The erythrocyte colony-forming unit (CFU-E) is a rare bone marrow (BM) progenitor that generates erythrocyte colonies in 48 hours. The existence of CFU-Es is based on these colonies, but CFU-Es have not been purified prospectively by phenotype. We have separated the "nonstem," "nonlymphoid" compartment (lineage marker [lin]-c-Kit +Sca-1-IL-7Rα-) into interleukin 3 receptor α negative (IL-3Rα-) and IL- 3Rα+ subsets. Within IL-3Rα- but not IL-3Rα+ cells we have identified TER119-CD41-CD71+ erythrocytecommitted progenitors (EPs). EPs generate CFU-E colonies at about 70% efficiency and generate reticulocytes in vivo. Depletion of EPs from BM strongly reduces CFU-E frequencies. EPs lack potential for erythrocyte burst-forming unit, megakaryocyte, granulocyte (G), and monocyte (M) colonies, and for spleen colony-forming units.

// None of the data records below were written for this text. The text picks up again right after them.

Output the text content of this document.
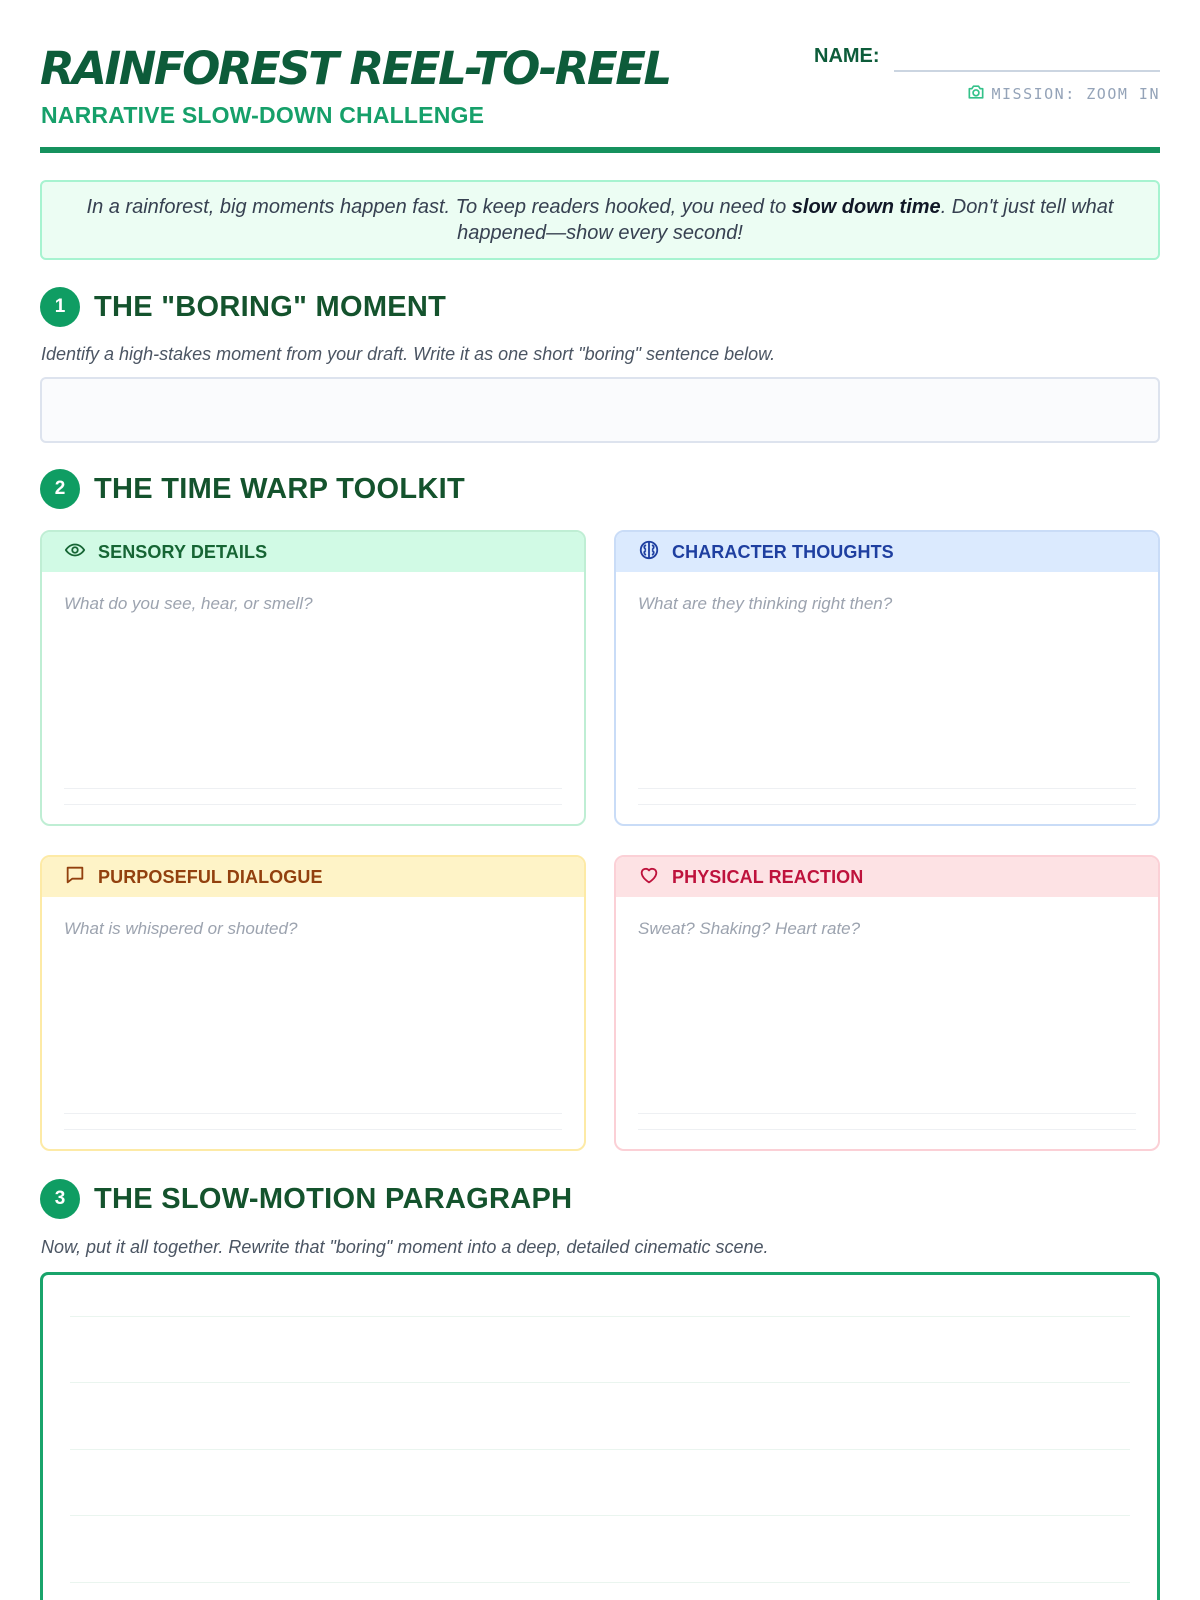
RAINFOREST REEL-TO-REEL
NARRATIVE SLOW-DOWN CHALLENGE
NAME:
MISSION: ZOOM IN

In a rainforest, big moments happen fast. To keep readers hooked, you need to slow down time. Don't just tell what happened—show every second!

1 THE "BORING" MOMENT
Identify a high-stakes moment from your draft. Write it as one short "boring" sentence below.
2 THE TIME WARP TOOLKIT
SENSORY DETAILS
What do you see, hear, or smell?
CHARACTER THOUGHTS
What are they thinking right then?
PURPOSEFUL DIALOGUE
What is whispered or shouted?
PHYSICAL REACTION
Sweat? Shaking? Heart rate?
3 THE SLOW-MOTION PARAGRAPH
Now, put it all together. Rewrite that "boring" moment into a deep, detailed cinematic scene.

Chronically suppressed erythropoiesis in Interferon consensus sequence-binding protein (ICSBP) - deficient BM is associated with reduced frequencies of both the EP population and CFU-E colonies. During phenylhydrazine-induced acute anemia, numbers of both the EP population and CFU-E colonies increase. Collectively, EPs (lin -c-Kit+Sca-1-IL-7Rα-IL- 3Rα-CD41-CD71+) account for most, if not all, CFU-E activity in BM. As a first molecular characterization, we have compared global gene expression in EPs and nonerythroid GM progenitors. These analyses define an erythroid progenitor-specific gene expression pattern. The prospective isolation of EPs is an important step to analyze physiologic and pathologic erythropoiesis. © 2005 by The American Society of Hematology.